MODERASI BERAGAMA
Bangsa Indonesia yang begitu kaya dengan beragamnya suku, bahasa,
ras, dan agama seharusnya menjadi potensi yang besar sehingga Indonesia menjadi
Negara yang besar, berdiri sama tinggi ditataran antar bangsa di dunia, akan
tetapi perbedaan yang ada tidak berbanding lurus dengan harap, masih banyak
perilaku kekerasan dan kerusuhan atas
nama sebuah perbedaan. Indonesia sebagai bangsa yang mempunyai semboyan bhineka
tunggal, di mana para pendiri bangsa menginginkan persatuan dan kesatuan
sebagai bangsa Indonesia. Salahsatunya dikarenakan hilangnya rasa toleransi,
hasil penelitian survei Lingkaran Survei Indonesia (LSI) bahwa sebanyak 31%
mahasiswa tidak toleran (Etikasari, 2018).

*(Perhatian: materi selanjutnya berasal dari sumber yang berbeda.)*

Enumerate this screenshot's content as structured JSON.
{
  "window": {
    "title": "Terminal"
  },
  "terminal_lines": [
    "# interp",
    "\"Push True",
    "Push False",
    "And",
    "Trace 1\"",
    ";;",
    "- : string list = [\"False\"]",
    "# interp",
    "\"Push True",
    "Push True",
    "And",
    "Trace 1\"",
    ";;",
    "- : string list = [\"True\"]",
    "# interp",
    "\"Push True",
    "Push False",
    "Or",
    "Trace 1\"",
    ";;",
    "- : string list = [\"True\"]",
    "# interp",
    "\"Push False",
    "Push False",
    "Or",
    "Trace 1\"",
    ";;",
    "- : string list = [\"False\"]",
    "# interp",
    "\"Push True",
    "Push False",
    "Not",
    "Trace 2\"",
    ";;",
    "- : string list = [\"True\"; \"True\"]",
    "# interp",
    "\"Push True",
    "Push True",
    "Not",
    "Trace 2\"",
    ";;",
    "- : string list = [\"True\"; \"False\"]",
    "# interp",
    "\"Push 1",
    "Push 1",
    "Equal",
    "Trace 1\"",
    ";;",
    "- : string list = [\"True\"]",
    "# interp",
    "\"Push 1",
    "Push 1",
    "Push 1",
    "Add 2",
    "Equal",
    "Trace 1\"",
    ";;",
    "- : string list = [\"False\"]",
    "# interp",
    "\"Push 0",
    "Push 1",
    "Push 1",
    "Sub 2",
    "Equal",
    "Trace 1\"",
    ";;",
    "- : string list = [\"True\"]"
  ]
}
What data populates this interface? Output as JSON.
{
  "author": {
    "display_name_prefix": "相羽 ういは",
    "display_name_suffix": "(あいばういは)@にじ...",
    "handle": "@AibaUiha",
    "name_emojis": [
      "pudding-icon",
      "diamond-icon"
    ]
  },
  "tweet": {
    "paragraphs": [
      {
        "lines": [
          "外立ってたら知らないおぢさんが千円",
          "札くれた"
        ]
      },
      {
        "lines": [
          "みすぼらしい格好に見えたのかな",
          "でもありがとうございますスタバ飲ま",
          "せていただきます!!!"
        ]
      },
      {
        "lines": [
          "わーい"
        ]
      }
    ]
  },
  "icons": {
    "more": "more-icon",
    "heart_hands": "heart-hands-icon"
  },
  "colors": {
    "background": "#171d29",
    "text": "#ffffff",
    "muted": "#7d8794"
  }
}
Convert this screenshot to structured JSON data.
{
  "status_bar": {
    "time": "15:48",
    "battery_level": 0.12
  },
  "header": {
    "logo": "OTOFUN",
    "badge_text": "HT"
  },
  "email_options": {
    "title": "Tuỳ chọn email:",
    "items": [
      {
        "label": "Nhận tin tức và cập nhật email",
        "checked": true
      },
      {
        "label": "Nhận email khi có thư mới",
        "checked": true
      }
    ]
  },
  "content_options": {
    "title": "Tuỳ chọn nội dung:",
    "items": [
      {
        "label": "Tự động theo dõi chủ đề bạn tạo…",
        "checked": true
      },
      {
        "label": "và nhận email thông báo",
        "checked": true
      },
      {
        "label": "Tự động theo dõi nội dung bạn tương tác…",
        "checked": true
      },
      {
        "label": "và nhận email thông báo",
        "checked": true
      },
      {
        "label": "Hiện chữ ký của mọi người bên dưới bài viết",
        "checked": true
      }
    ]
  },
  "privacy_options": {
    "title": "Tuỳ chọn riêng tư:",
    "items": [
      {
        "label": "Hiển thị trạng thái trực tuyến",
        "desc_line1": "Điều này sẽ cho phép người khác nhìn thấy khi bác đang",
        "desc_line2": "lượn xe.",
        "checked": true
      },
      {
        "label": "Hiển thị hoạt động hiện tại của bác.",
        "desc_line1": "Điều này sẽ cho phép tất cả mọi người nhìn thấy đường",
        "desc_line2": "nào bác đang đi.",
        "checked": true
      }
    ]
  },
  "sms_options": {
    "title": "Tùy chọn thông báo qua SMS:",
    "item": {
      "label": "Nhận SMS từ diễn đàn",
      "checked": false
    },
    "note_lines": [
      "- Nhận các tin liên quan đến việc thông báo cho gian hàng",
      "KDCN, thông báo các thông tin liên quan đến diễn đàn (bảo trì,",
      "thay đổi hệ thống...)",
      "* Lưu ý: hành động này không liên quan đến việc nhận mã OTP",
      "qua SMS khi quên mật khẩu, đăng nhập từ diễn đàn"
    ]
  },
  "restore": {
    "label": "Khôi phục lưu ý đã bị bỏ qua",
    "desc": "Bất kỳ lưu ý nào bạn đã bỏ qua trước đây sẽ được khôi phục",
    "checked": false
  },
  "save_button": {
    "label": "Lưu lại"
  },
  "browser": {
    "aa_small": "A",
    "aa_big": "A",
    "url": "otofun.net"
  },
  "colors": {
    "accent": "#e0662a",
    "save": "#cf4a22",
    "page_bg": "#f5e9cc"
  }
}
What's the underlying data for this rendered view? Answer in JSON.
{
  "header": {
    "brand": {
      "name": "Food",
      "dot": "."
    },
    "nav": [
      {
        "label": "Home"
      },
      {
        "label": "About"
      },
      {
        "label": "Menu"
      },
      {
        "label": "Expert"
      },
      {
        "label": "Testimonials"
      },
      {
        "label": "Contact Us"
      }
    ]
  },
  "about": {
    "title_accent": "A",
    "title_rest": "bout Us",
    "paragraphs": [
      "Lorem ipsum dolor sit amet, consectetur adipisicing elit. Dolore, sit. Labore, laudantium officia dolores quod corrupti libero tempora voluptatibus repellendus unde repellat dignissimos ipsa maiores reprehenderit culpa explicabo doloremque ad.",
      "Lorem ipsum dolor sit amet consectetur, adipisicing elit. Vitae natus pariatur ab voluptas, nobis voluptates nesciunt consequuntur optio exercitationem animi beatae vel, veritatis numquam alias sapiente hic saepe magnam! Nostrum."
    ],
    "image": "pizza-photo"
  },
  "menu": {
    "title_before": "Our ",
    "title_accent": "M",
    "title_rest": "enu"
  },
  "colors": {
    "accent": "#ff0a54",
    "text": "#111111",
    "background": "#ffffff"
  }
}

Tanpa adanya tindakan yang cepat
tentunya akan menjadi masalah yang besar, terutama generasi muda sebagai
generasi penerus dan pewaris bangsa akan menjadi korban yang apabila masalah
tersebut dibiarkan.
“Moderat atau (al-whasatiyah) merujuk pada makna yang pertama
adalah baik dan adil terhadap sesama, makna yang kedua adalah berimbang
sehingga tidak berlebihan, makna yang ketiga adalah tidak condong dan berada
ditengah” (Purwanto et al., 2019:110). “Moderasi atau (al-wasthiyah) mempunyai
kesamaan dengan al-tawasuth atau al-tawazun adalah menjaga keseimbangan dua
sisi sehingga tidak berat sebelah” (Bustomi & Zuhairi, 2021). “Agama secara
bahasa sansakerta berati tidak, melepaskan manusia dari belenggu kekacauan.
Agama diartikan juga religi, religie, religion, yang berarti melakukan
peribadatan secara terus menerus tanpa henti, bahkan secara mati-matian”
(Amallia, 2019), “agama adalah keyakinan yang mengubah menjadi sebuat sikap dan
perilaku” (Djamal, 2017). “Al-Qur’an, memberi arti agama dalam kata “diin” atau
Melukiskan perasaan” (Surya, 2020). Robert Thouless mendefinisikan “agama
menunjukan sikap yang lebih luas dari dunia dan tidak terbatas ruang, waktu dan
yang meliputi kesatuan jasmani rohani” (Ummah & Khuriyah, 2021). “Adil,
seimbang, memilih yang benar dalam menyikapi sebuah konsep berkaitan dengan
keberagamaan diartikan moderasi beragama, moderasi sebagai “adil” tidak
memihak, memilih kepada hal yang benar dan lawan dari kesewenang-wenangan”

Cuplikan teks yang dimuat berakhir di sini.